民法760条、752条に照らせば、婚姻が事実上破綻して別居生活に入ったとしても、離婚しない限りは夫婦は互いに婚姻費用分担の義務があるというべきであるが、夫婦の一方が他方の意思に反して別居を強行し、その後同居に要請にも全く耳をかさず、かつみずから同居生活回復のための真摯な努力を全く行なわず、そのために別居生活が継続し、しかも右別居を止むを得ないとするような事情が認められない場合には、前記各法条の趣旨に照らしても、少なくとも自分自身の生活費にあたる分についての婚姻費用分担請求は権利の濫用として許されず、ただ、同居の未成年の子の実質的監護費用を婚姻費用の分担として請求し得るにとどまるというべきである。

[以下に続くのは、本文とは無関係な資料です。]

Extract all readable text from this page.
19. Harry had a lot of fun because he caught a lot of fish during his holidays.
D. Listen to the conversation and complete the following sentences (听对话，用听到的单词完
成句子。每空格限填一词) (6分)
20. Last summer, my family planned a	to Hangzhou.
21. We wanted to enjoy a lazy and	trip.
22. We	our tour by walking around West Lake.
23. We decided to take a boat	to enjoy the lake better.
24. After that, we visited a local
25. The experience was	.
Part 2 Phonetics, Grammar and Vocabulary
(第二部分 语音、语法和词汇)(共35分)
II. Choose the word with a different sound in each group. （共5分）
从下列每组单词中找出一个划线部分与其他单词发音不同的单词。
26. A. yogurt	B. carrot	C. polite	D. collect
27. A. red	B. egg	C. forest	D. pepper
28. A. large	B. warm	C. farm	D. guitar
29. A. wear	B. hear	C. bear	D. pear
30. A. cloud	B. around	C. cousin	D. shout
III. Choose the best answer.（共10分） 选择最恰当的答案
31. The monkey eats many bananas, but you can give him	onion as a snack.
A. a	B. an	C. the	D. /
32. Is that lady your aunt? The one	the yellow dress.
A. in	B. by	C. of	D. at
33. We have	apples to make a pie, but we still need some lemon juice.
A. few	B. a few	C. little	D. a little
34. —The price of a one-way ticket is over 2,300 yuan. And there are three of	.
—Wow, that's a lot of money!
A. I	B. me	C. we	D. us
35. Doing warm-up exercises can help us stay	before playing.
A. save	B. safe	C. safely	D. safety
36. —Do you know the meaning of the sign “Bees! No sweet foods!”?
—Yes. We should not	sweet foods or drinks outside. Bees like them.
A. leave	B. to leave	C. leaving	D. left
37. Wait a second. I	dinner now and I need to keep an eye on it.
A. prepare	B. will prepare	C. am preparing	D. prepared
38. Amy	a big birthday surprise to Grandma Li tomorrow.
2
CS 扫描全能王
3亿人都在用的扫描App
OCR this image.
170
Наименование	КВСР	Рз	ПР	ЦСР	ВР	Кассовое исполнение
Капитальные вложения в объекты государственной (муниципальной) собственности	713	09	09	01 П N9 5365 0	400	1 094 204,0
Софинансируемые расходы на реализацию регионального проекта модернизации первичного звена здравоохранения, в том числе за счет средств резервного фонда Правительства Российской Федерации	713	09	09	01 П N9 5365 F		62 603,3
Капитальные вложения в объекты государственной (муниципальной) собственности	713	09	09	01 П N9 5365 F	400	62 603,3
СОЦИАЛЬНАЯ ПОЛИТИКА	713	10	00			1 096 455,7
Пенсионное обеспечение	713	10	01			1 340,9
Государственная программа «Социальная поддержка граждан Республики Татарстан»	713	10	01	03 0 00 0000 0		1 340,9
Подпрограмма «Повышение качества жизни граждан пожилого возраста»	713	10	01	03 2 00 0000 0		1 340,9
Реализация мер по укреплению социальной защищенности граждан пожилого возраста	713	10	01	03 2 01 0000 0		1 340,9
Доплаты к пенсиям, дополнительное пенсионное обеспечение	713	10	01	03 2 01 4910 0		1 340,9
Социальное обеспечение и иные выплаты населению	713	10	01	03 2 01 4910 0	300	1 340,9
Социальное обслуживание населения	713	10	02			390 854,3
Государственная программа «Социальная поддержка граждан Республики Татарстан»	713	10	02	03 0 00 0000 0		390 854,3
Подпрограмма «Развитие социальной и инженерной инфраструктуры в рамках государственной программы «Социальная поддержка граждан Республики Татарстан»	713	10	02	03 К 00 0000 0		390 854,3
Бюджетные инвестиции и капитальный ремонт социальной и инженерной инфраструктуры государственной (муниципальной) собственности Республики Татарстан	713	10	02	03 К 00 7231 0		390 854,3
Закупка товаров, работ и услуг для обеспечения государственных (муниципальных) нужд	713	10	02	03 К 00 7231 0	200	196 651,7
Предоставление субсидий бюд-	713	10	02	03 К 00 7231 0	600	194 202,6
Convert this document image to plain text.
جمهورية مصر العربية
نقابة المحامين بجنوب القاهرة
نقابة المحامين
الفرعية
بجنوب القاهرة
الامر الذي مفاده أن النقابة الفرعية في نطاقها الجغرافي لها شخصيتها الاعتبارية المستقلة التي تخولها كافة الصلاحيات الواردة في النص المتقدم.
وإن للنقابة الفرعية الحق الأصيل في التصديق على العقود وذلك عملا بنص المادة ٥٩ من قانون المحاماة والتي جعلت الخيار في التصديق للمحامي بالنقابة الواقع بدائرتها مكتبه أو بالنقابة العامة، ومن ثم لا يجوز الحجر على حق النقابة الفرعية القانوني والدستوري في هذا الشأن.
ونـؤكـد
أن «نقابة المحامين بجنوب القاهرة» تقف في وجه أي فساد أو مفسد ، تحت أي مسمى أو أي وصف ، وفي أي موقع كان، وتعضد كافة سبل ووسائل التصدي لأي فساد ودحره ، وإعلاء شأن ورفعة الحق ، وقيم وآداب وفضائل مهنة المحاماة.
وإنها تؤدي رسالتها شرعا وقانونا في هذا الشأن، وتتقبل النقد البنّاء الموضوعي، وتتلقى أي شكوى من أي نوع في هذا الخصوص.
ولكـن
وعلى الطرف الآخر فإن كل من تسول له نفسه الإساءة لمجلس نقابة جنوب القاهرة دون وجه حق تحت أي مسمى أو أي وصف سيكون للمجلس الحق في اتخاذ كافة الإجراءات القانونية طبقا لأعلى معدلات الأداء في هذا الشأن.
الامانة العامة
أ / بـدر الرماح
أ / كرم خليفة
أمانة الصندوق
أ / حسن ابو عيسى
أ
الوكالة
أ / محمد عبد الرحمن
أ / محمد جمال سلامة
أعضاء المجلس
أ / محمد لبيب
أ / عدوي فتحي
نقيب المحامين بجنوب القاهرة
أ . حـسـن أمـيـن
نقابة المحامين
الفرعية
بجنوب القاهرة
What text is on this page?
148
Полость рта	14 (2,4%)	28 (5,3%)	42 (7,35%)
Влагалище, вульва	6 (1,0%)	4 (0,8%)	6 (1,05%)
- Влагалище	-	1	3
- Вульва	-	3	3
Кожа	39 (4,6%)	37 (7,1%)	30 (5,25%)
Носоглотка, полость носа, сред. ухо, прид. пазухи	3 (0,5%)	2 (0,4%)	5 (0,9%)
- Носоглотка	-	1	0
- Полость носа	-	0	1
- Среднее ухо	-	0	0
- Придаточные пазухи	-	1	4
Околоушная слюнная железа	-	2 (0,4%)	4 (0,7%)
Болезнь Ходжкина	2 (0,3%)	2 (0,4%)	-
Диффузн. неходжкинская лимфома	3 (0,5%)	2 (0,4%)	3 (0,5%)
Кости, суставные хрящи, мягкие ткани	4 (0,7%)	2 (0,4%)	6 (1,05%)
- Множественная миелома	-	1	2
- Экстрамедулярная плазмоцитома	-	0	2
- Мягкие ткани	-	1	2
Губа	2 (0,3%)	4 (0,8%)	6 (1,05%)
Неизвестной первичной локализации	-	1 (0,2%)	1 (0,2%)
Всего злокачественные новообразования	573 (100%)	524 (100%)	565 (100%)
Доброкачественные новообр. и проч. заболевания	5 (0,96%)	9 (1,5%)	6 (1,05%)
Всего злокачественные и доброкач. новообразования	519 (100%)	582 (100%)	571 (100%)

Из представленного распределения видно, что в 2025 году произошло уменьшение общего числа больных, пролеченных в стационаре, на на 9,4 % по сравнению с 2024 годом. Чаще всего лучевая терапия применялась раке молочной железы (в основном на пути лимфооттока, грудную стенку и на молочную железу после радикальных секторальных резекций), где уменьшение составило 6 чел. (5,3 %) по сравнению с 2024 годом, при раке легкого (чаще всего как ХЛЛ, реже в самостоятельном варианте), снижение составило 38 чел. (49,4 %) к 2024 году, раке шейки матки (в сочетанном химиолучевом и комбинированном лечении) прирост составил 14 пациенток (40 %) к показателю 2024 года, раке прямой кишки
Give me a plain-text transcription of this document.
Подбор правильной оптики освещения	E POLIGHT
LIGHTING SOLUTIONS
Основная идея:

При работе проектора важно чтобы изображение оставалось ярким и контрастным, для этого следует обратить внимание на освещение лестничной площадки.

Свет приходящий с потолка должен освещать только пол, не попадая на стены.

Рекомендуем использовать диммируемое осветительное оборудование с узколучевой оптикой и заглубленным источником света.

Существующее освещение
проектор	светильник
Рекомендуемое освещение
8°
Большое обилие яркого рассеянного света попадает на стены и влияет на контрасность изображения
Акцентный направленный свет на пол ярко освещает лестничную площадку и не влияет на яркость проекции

そして、右認定事実によれば、妻は夫の意思に反して別居を強行し、その後の夫の再三の話し合いの要請にも全く応ぜず、かつみずからは全く同居生活回復の努力をせず、しかも右別居について止むを得ない事情があるとも到底言い難い状態で10年以上経過してから本件婚姻費用分担の申立てにしたものと評価すべきであるから、自己の生活費を婚姻費用の分担として夫に請求するのは、まさに権利の濫用であって許されず、ただ妻と同居する長女、二女の実質的監護費用だけを婚姻費用の分担として夫に請求しうるにとどまるというべきである。
(婚姻費用の分担)
民法第760条 夫婦は、その資産、収入その他一切の事情を考慮して、婚姻から生ずる費用を分担する。
(同居、協力及び扶助の義務)
民法第752条 夫婦は同居し、互いに協力し扶助しなければならない。